Photoionization of metastable heliumlike C4+(1s 2s 3S1) ions: Precision study of intermediate doubly excited states

TL;DR

This study combines high-resolution experiments and advanced theory to precisely investigate intermediate doubly excited states in the photoionization of metastable heliumlike C4+ ions, improving energy standards at synchrotron facilities.

Contribution

It provides highly accurate measurements and calculations of resonance energies and cross sections for doubly excited states in heliumlike C4+ ions, enhancing understanding of their photoionization processes.

Findings

Resonance energies with uncertainties below ±1 meV.

High-resolution measurements with resolving power up to 25,000.

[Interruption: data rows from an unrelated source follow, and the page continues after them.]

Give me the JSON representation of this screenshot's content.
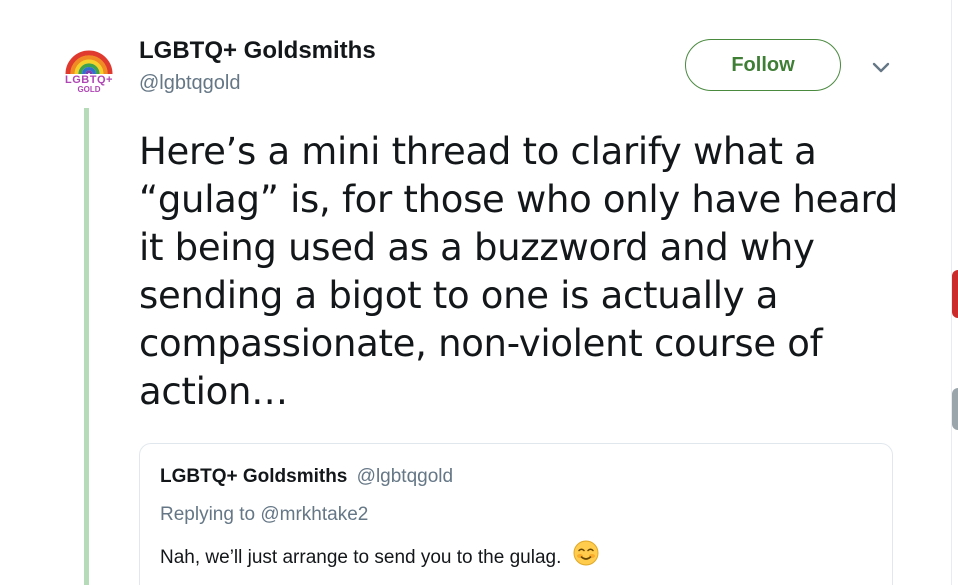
{
  "account": {
    "display_name": "LGBTQ+ Goldsmiths",
    "handle": "@lgbtqgold",
    "avatar_text_line1": "LGBTQ+",
    "avatar_text_line2": "GOLD"
  },
  "actions": {
    "follow_label": "Follow",
    "more_icon": "chevron-down-icon"
  },
  "tweet": {
    "text": "Here’s a mini thread to clarify what a “gulag” is, for those who only have heard it being used as a buzzword and why sending a bigot to one is actually a compassionate, non-violent course of action…"
  },
  "quoted_tweet": {
    "display_name": "LGBTQ+ Goldsmiths",
    "handle": "@lgbtqgold",
    "replying_to": "Replying to @mrkhtake2",
    "text": "Nah, we’ll just arrange to send you to the gulag.",
    "emoji_icon": "smiling-blushing-face-icon"
  },
  "colors": {
    "follow_green": "#3f7e35",
    "thread_line": "#b6dbb9",
    "avatar_purple": "#b046b6",
    "secondary_text": "#657786"
  }
}
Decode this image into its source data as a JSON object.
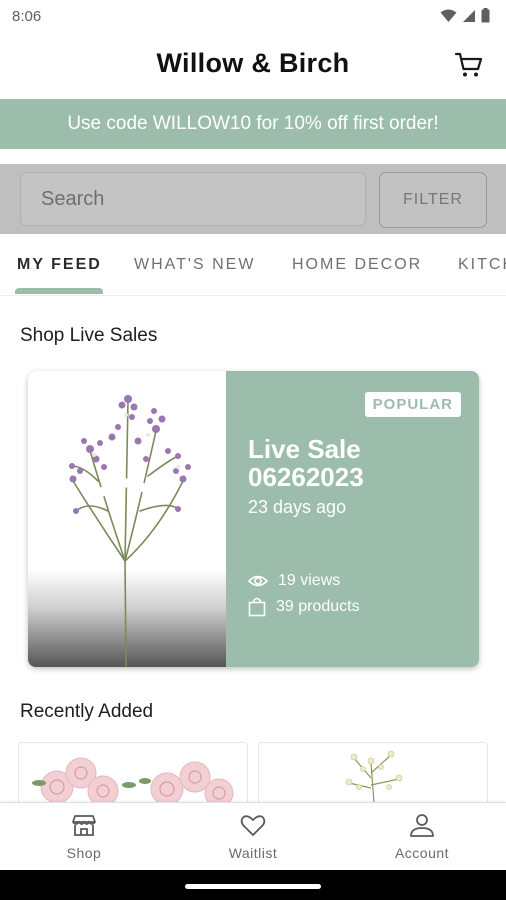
{
  "status_bar": {
    "time": "8:06"
  },
  "header": {
    "title": "Willow & Birch",
    "cart_icon": "cart-icon"
  },
  "promo": {
    "text": "Use code WILLOW10 for 10% off first order!"
  },
  "search": {
    "placeholder": "Search",
    "filter_label": "FILTER"
  },
  "tabs": [
    {
      "label": "MY FEED",
      "active": true
    },
    {
      "label": "WHAT'S NEW",
      "active": false
    },
    {
      "label": "HOME DECOR",
      "active": false
    },
    {
      "label": "KITCH",
      "active": false
    }
  ],
  "live_sales": {
    "section_title": "Shop Live Sales",
    "card": {
      "badge": "POPULAR",
      "title": "Live Sale 06262023",
      "date": "23 days ago",
      "views": "19 views",
      "products": "39 products"
    }
  },
  "recently_added": {
    "section_title": "Recently Added"
  },
  "bottom_nav": [
    {
      "label": "Shop",
      "icon": "shop-icon"
    },
    {
      "label": "Waitlist",
      "icon": "heart-icon"
    },
    {
      "label": "Account",
      "icon": "account-icon"
    }
  ],
  "colors": {
    "accent": "#9cbcac",
    "text": "#1a1a1a",
    "muted": "#6a6a6a"
  }
}
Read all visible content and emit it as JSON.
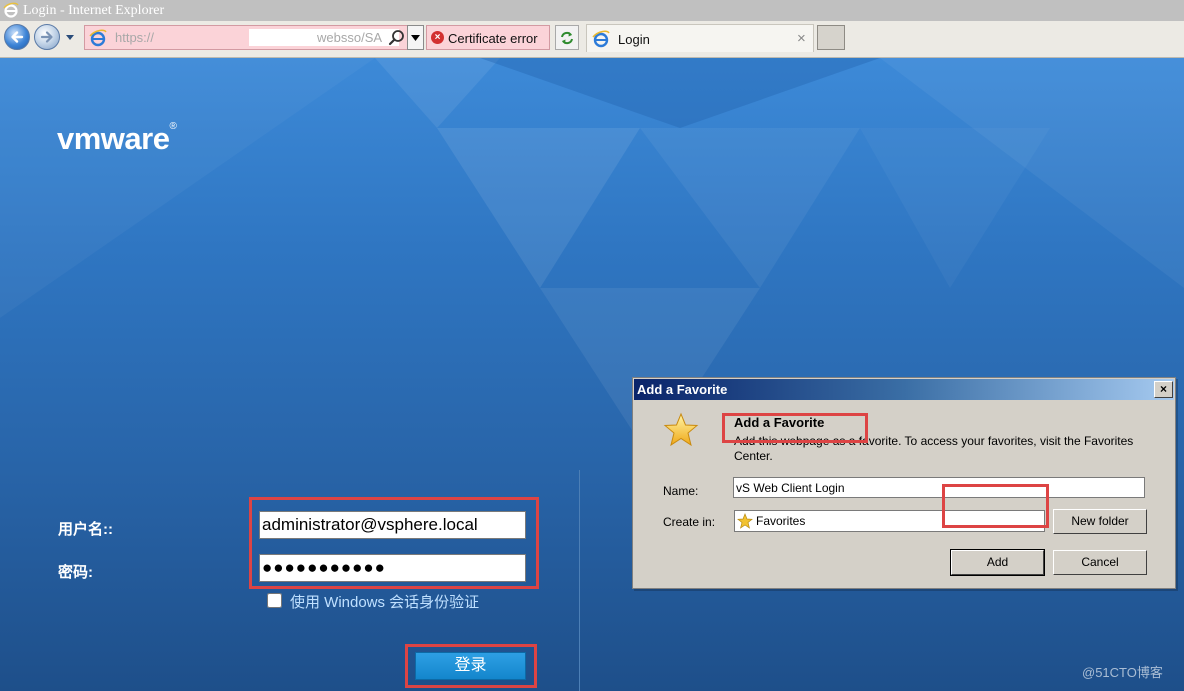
{
  "window": {
    "title": "Login - Internet Explorer"
  },
  "address_bar": {
    "url_start": "https://",
    "url_end": "websso/SA",
    "cert_error": "Certificate error"
  },
  "tab": {
    "label": "Login",
    "close": "×"
  },
  "page": {
    "logo": "vmware",
    "logo_mark": "®",
    "username_label": "用户名::",
    "password_label": "密码:",
    "username_value": "administrator@vsphere.local",
    "password_value": "●●●●●●●●●●●",
    "windows_session_label": "使用 Windows 会话身份验证",
    "windows_session_checked": false,
    "login_button": "登录",
    "watermark": "@51CTO博客"
  },
  "dialog": {
    "title": "Add a Favorite",
    "close": "×",
    "heading": "Add a Favorite",
    "description": "Add this webpage as a favorite. To access your favorites, visit the Favorites Center.",
    "name_label": "Name:",
    "name_value": "vS Web Client Login",
    "create_in_label": "Create in:",
    "create_in_value": "Favorites",
    "new_folder_button": "New folder",
    "add_button": "Add",
    "cancel_button": "Cancel"
  },
  "colors": {
    "highlight": "#dd4444",
    "page_blue": "#2f76c2",
    "login_button": "#1486cc",
    "dialog_title": "#0a246a"
  },
  "icons": [
    "ie-icon",
    "back-arrow-icon",
    "forward-arrow-icon",
    "search-icon",
    "cert-error-icon",
    "refresh-icon",
    "star-icon",
    "dropdown-arrow-icon"
  ]
}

Theoretical calculations agree with experimental results, confirming their reliability.

Abstract

In a joint experimental and theoretical endeavour, photoionization of metastable C4+(1s 2s 3S1) ions via intermediate levels with hollow, double-K-vacancy configurations 2s2p, 2s3p, 2p3s, 2p3d, 2s4p, 2p4s and 2p4d has been investigated. High-resolution photon-ion merged-beams measurements were carried out with the resolving power reaching up to 25,000 which is sufficient to separate the leading fine-structure components of the 2s2p 3P term. Many-body perturbation theory was employed to determine level-to-level cross sections for K-shell excitation with subsequent autoionization. The resonance energies were calculated with inclusion of electron correlation and radiative contributions. Their uncertainties are estimated to be below $\pm$1 meV. Detailed balance confirms the present photoionization cross-section results by comparison with previous dielectronic-recombination measurements. The high accuracy of the theoretical transition energies together with the present experimental results qualify photoabsorption resonances in heliumlike ions as new, greatly improved energy-reference standards at synchrotron radiation facilities.